2Co 11,18.21b-30; Sal 33; Mt 6,19-23
¿Cuál es esa carga de cada día? La misericordia. Al contemplarla, quedaremos radiantes. Porque es otro nombre del amor; es nuestro tesoro en el cielo, donde ponemos nuestro corazón; es el ojo, la lámpara del cuerpo, la única luz que tenemos, pero si ella obscurece, ¡cuánta será la negrura de nuestra vida! Si el afligido invoca al Señor, él lo escucha y lo salva de sus angustias. Esa es la mirada de misericordia del Señor, pero ¿cuál es nuestra mirada? Fuerzas no tengo, ni tampoco riquezas, ¿qué le podré dar?, ¿le podré satisfacer con algo? Con esa mirada llena de misericordia que nos viene de Dios a través de Cristo Jesús clavado en la cruz. Imaginad la mirada con la que nos miró allá, cuando miraba a María, su madre, y al discípulo amado. ¿Qué les podía dar, ahora que se alejaba de ellos adentrándose en el seno de la muerte? Sabía que ni en la muerte les iba a abandonar, pues los dejaba en las manos de Dios, su Padre. Una mirada llena de misericordia convirtiéndose en esperanza en que no todo terminaba en esa mirada que se hacía opaca con la muerte. Quizá ni tú ni yo podemos más que este mirar como el de Jesús, pero ¿no es una mirada que llena la vida? Una mirada de fe que nos transmite ese rostro radiante de Dios, torrentera de amor que nos acoge, justificados, en el seno de la misericordia al que ha ascendido Jesús, el Hijo. Mirada de misericordia que es mirada del Espíritu, quien ha hecho de nosotros su templo. ¿No es esto lo que nos ayudará a soportar la pesantez de nuestra carga?, a quien dirijamos esa mirada que nos viene de Jesús, ¿no le ayuda también a soportar la carga de cada día? La misericordia, así, está en la mirada.
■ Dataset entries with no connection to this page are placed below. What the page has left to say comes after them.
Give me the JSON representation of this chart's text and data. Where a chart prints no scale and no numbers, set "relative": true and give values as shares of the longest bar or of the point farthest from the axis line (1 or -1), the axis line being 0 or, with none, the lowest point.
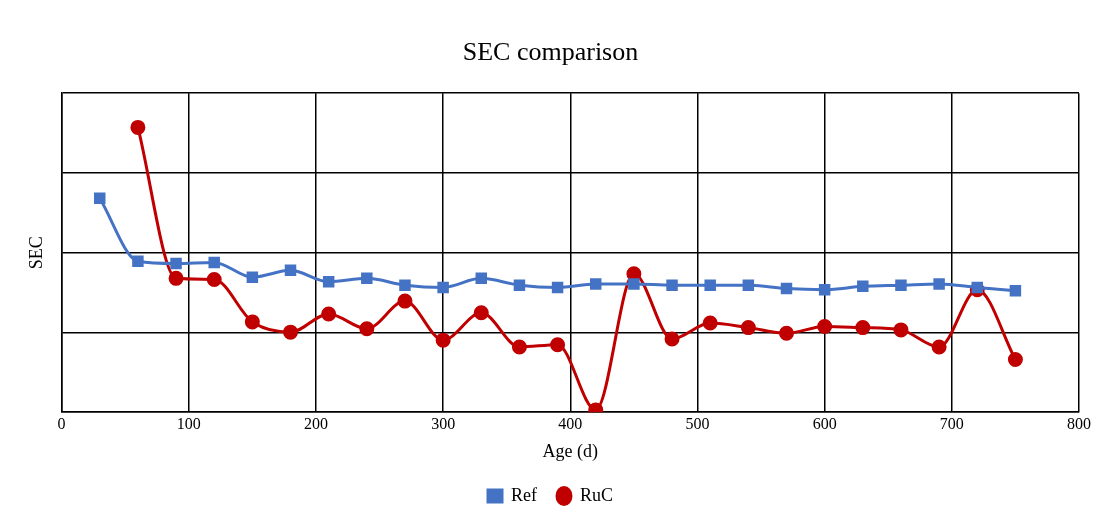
{
  "chart_data": {
    "type": "line",
    "title": "SEC comparison",
    "xlabel": "Age (d)",
    "ylabel": "SEC",
    "relative": true,
    "x": [
      30,
      60,
      90,
      120,
      150,
      180,
      210,
      240,
      270,
      300,
      330,
      360,
      390,
      420,
      450,
      480,
      510,
      540,
      570,
      600,
      630,
      660,
      690,
      720,
      750
    ],
    "xlim": [
      0,
      800
    ],
    "xticks": [
      0,
      100,
      200,
      300,
      400,
      500,
      600,
      700,
      800
    ],
    "series": [
      {
        "name": "RuC",
        "color": "#c00000",
        "marker": "circle",
        "values": [
          null,
          1,
          0.47,
          0.466,
          0.317,
          0.281,
          0.345,
          0.293,
          0.39,
          0.253,
          0.349,
          0.229,
          0.237,
          0.008,
          0.486,
          0.257,
          0.313,
          0.297,
          0.277,
          0.301,
          0.297,
          0.289,
          0.229,
          0.43,
          0.185
        ]
      },
      {
        "name": "Ref",
        "color": "#4472c4",
        "marker": "square",
        "values": [
          0.751,
          0.53,
          0.522,
          0.526,
          0.474,
          0.498,
          0.458,
          0.47,
          0.446,
          0.438,
          0.47,
          0.446,
          0.438,
          0.45,
          0.45,
          0.446,
          0.446,
          0.446,
          0.434,
          0.43,
          0.442,
          0.446,
          0.45,
          0.438,
          0.426
        ]
      }
    ],
    "grid": true,
    "legend": "bottom",
    "line_style": "solid"
  }
}
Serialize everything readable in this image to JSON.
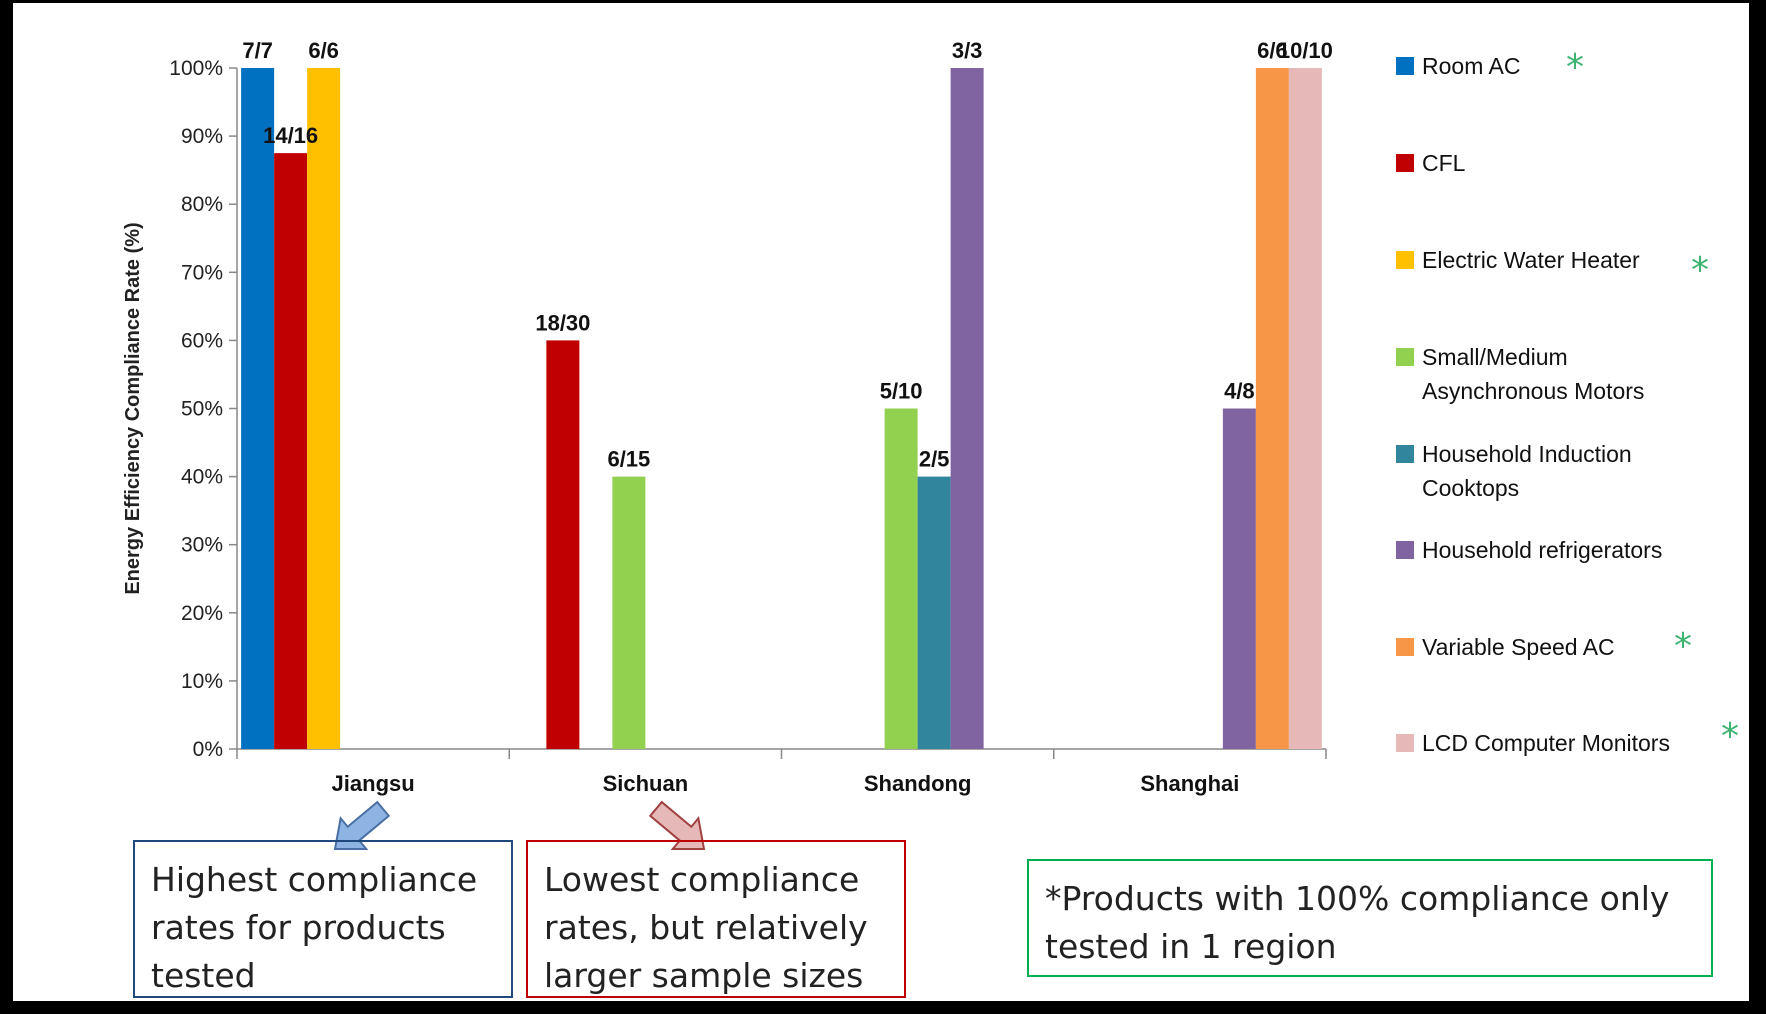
{
  "chart_data": {
    "type": "bar",
    "ylabel": "Energy Efficiency Compliance Rate (%)",
    "ylim": [
      0,
      100
    ],
    "y_ticks": [
      "0%",
      "10%",
      "20%",
      "30%",
      "40%",
      "50%",
      "60%",
      "70%",
      "80%",
      "90%",
      "100%"
    ],
    "categories": [
      "Jiangsu",
      "Sichuan",
      "Shandong",
      "Shanghai"
    ],
    "grid": false,
    "legend_position": "right",
    "series": [
      {
        "name": "Room AC",
        "color": "#0070c0",
        "star": "*",
        "values": [
          100,
          null,
          null,
          null
        ],
        "labels": [
          "7/7",
          "",
          "",
          ""
        ]
      },
      {
        "name": "CFL",
        "color": "#c00000",
        "star": "",
        "values": [
          87.5,
          60,
          null,
          null
        ],
        "labels": [
          "14/16",
          "18/30",
          "",
          ""
        ]
      },
      {
        "name": "Electric Water Heater",
        "color": "#ffc000",
        "star": "*",
        "values": [
          100,
          null,
          null,
          null
        ],
        "labels": [
          "6/6",
          "",
          "",
          ""
        ]
      },
      {
        "name": "Small/Medium Asynchronous Motors",
        "name_lines": [
          "Small/Medium",
          "Asynchronous Motors"
        ],
        "color": "#92d050",
        "star": "",
        "values": [
          null,
          40,
          50,
          null
        ],
        "labels": [
          "",
          "6/15",
          "5/10",
          ""
        ]
      },
      {
        "name": "Household Induction Cooktops",
        "name_lines": [
          "Household Induction",
          "Cooktops"
        ],
        "color": "#31859c",
        "star": "",
        "values": [
          null,
          null,
          40,
          null
        ],
        "labels": [
          "",
          "",
          "2/5",
          ""
        ]
      },
      {
        "name": "Household refrigerators",
        "color": "#8064a2",
        "star": "",
        "values": [
          null,
          null,
          100,
          50
        ],
        "labels": [
          "",
          "",
          "3/3",
          "4/8"
        ]
      },
      {
        "name": "Variable Speed AC",
        "color": "#f79646",
        "star": "*",
        "values": [
          null,
          null,
          null,
          100
        ],
        "labels": [
          "",
          "",
          "",
          "6/6"
        ]
      },
      {
        "name": "LCD Computer Monitors",
        "color": "#e6b9b8",
        "star": "*",
        "values": [
          null,
          null,
          null,
          100
        ],
        "labels": [
          "",
          "",
          "",
          "10/10"
        ]
      }
    ]
  },
  "notes": {
    "jiangsu": "Highest compliance rates for products tested",
    "sichuan": "Lowest compliance rates, but relatively larger sample sizes",
    "footnote": "*Products with 100% compliance only tested in 1 region"
  },
  "colors": {
    "jiangsu_arrow": "#8eb4e3",
    "sichuan_arrow": "#e6b9b8",
    "jiangsu_box_border": "#1f497d",
    "sichuan_box_border": "#c00000",
    "footnote_box_border": "#00b050"
  }
}
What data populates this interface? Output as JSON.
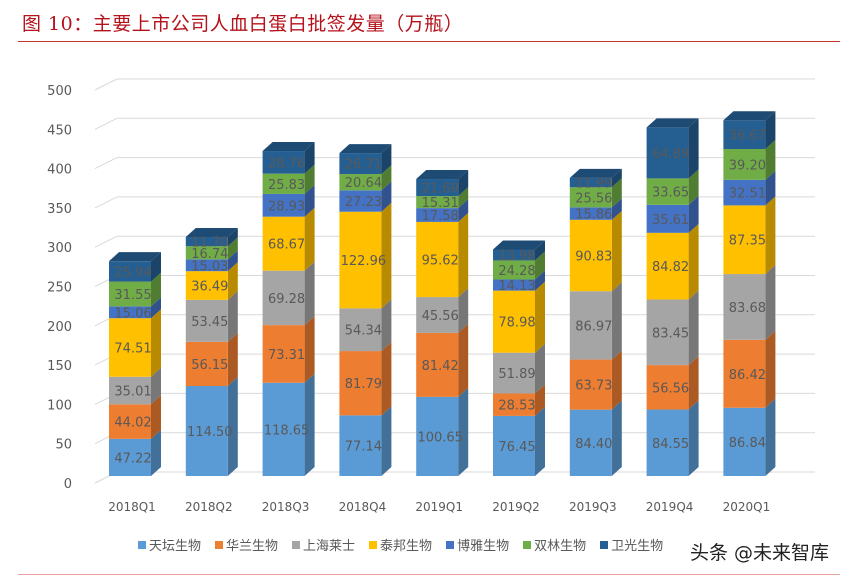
{
  "chart_data": {
    "type": "bar",
    "stacked": true,
    "three_d": true,
    "title": "图 10：主要上市公司人血白蛋白批签发量（万瓶）",
    "categories": [
      "2018Q1",
      "2018Q2",
      "2018Q3",
      "2018Q4",
      "2019Q1",
      "2019Q2",
      "2019Q3",
      "2019Q4",
      "2020Q1"
    ],
    "ylim": [
      0,
      500
    ],
    "yticks": [
      0,
      50,
      100,
      150,
      200,
      250,
      300,
      350,
      400,
      450,
      500
    ],
    "grid": true,
    "legend_position": "bottom",
    "series": [
      {
        "name": "天坛生物",
        "color": "#5B9BD5",
        "values": [
          47.22,
          114.5,
          118.65,
          77.14,
          100.65,
          76.45,
          84.4,
          84.55,
          86.84
        ]
      },
      {
        "name": "华兰生物",
        "color": "#ED7D31",
        "values": [
          44.02,
          56.15,
          73.31,
          81.79,
          81.42,
          28.53,
          63.73,
          56.56,
          86.42
        ]
      },
      {
        "name": "上海莱士",
        "color": "#A5A5A5",
        "values": [
          35.01,
          53.45,
          69.28,
          54.34,
          45.56,
          51.89,
          86.97,
          83.45,
          83.68
        ]
      },
      {
        "name": "泰邦生物",
        "color": "#FFC000",
        "values": [
          74.51,
          36.49,
          68.67,
          122.96,
          95.62,
          78.98,
          90.83,
          84.82,
          87.35
        ]
      },
      {
        "name": "博雅生物",
        "color": "#4472C4",
        "values": [
          15.06,
          15.03,
          28.93,
          27.23,
          17.58,
          14.13,
          15.86,
          35.61,
          32.51
        ]
      },
      {
        "name": "双林生物",
        "color": "#70AD47",
        "values": [
          31.55,
          16.74,
          25.83,
          20.64,
          15.31,
          24.28,
          25.56,
          33.65,
          39.2
        ]
      },
      {
        "name": "卫光生物",
        "color": "#255E91",
        "values": [
          25.94,
          11.7,
          28.76,
          26.71,
          21.69,
          13.98,
          11.99,
          64.89,
          36.67
        ]
      }
    ]
  },
  "watermark": "头条 @未来智库"
}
¿De qué presumen?, ¿acaso soy yo el presuntuoso? Pablo se revuelve ante los que le desprecian. Él tiene de lo que presumir y de lo que darse importancia, y es doloroso a la vez que genial ver cómo desenvuelve todo lo que ha sido su vida de predicación y la carga de cada día. Podría envanecerse, tiene razones imperiosas para ello. Mas, puestos a presumir, nos dice, presumiré de lo que muestra mi debilidad, circunvalada por la misericordiosa de Dios.
Decir que amamos con la fuerza de Dios es más que notable exageración, aunque, quién sabe, si amamos con la fuerza del Espíritu que habita en nosotros y nos ofrece sus dones. Pero hay algo que sí podemos ofrecer a quien necesita de nosotros, esa mirada de misericordia ante el sufrimiento de nuestros hermanos y hermanas, de los que están lejos de nosotros, pero a los que podemos atender con esa mirada. Posiblemente poco más que ella les podremos ofrendar, pero ¿quién dice que es poco? ¿No es esa mirada la que me ayuda a soportar la carga de cada día? ¿No podré, pues, afiliarme a ella para mirar con resplandor a quien sufre y me necesita? Ni oro ni plata tengo, pero puedo ofrecerte esa mirada que remite a Jesús, para que, contemplándole, quedes radiante. Mirada de amor, por supuesto, sabiéndose bien poca cosa, apenas una nonada. Pero una nonada que calienta el corazón y la vida de quien, a través de mi mirada, es mirado por el amor resplandeciente de Dios que se nos ofrece en Cristo. Mirada que, en él, nos viene del sufrimiento de la cruz abríéndose ya a la gloria del Padre.